Uit het rapport 'De Sociale Staat van Nederland 2005', waarvan we al uitgebreid in dit bericht verslag doen, blijkt dat Nederlanders een sterke leider willen en minder vertrouwen hebben gekregen in de politiek. Aan het einde van de vorige eeuw had 80% van de Nederlandse bevolking vertrouwen in het kabinet, nu is dat nog maar net iets boven de 50%.

Het vertrouwen in de politieke partijen is ook niet al te best, maar wel iets hoger dan in 2002. Het Sociaal en Cultureel Planbureau (SCP) constateert dat veel Nederlanders een sterk leiderschap willen. Meer dan 60% wil sterke leiders; in 2002 was dat nog zo'n 30%.

'Nederlanders net verwende kinderen'
Arjo Klamer, professor in de Economie van Kunst en Cultuur aan de Erasmus Universiteit in Rotterdam, zegt naar aanleiding van het klaaggedrag van de Nederlanders dat we ons minder als verwende kinderen moeten gedragen en zelf moeten werken aan een betere samenleving.
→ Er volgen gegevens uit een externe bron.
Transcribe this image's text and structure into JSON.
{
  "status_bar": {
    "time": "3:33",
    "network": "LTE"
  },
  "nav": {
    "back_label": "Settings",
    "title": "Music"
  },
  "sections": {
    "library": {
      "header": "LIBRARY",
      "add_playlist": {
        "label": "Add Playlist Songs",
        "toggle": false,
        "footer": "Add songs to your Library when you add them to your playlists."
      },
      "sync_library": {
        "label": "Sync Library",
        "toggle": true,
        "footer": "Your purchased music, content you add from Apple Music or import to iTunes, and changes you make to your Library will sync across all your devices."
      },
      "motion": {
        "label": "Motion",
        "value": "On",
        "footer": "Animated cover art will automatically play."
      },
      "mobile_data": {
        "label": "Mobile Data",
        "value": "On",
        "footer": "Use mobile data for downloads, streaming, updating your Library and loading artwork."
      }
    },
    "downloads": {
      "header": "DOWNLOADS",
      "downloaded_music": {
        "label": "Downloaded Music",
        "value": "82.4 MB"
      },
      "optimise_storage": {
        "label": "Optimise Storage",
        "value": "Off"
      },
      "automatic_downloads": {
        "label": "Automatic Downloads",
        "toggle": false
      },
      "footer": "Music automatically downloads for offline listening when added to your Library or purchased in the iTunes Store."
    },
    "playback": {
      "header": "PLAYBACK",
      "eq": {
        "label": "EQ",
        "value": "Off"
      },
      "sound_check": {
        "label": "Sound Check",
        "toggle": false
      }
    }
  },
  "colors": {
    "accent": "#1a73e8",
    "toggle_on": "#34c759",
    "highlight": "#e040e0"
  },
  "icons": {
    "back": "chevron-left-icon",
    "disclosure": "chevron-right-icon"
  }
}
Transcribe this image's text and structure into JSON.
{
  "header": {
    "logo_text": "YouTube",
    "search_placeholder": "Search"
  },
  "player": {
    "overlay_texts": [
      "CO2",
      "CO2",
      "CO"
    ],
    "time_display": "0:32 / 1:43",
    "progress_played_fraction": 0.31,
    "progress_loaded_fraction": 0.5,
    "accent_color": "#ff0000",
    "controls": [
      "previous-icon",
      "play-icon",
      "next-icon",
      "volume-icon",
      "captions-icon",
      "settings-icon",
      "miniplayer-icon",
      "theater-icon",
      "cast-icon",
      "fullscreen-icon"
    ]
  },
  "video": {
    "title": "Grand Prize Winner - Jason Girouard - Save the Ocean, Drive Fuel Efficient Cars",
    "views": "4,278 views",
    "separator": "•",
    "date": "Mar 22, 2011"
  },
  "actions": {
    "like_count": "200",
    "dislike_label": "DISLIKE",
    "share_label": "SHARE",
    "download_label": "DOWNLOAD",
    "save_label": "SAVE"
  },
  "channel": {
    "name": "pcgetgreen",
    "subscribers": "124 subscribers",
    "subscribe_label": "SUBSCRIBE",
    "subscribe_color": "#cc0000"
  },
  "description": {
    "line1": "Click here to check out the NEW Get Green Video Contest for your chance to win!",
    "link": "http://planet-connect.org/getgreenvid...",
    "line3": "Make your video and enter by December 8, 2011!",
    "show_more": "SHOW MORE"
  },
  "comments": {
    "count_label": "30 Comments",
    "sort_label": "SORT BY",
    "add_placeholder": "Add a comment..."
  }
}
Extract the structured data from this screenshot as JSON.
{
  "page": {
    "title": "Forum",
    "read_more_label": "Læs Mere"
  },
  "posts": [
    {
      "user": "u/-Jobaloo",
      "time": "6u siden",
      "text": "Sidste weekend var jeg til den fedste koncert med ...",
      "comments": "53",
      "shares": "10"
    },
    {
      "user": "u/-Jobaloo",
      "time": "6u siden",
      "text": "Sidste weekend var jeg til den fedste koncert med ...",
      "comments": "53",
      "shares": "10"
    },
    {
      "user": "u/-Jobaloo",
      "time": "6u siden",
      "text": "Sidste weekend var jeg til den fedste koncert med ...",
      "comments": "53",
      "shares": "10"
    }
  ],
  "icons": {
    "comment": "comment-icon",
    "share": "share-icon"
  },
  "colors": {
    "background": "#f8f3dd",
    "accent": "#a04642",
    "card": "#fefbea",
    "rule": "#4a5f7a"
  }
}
Dat de overheid niet goed luistert naar de taal van de samenleving, dat klopt volgens hem wel, maar een sterke leider hebben we niet nodig vindt Klamer.

De professor denkt dat een sterke man als Pim Fortuyn een ramp voor ons land zou betekenen: ''We zijn en blijven polderaars, we moeten vergaderen. Fortuyn zou een ramp geworden zijn.'' Bovendien, zo zegt hij ''als Nederlanders iets niet tolereren, zijn het wel sterke leiders.''

Het grootste probleem ligt volgens Klamer overigens niet bij de overheid, maar bij de mensen zelf. ''Nederland is veel te weinig maatschappelijk georganiseerd. Dat uit zich bijvoorbeeld in een zeer klein aantal mensen dat zich bij een politieke partij heeft aangesloten. Nederlanders hebben te weinig over voor hun samenleving.'' Volgens Klamer moeten we ons minder als klant en meer als burger met eigen verantwoordelijkheden gaan gedragen.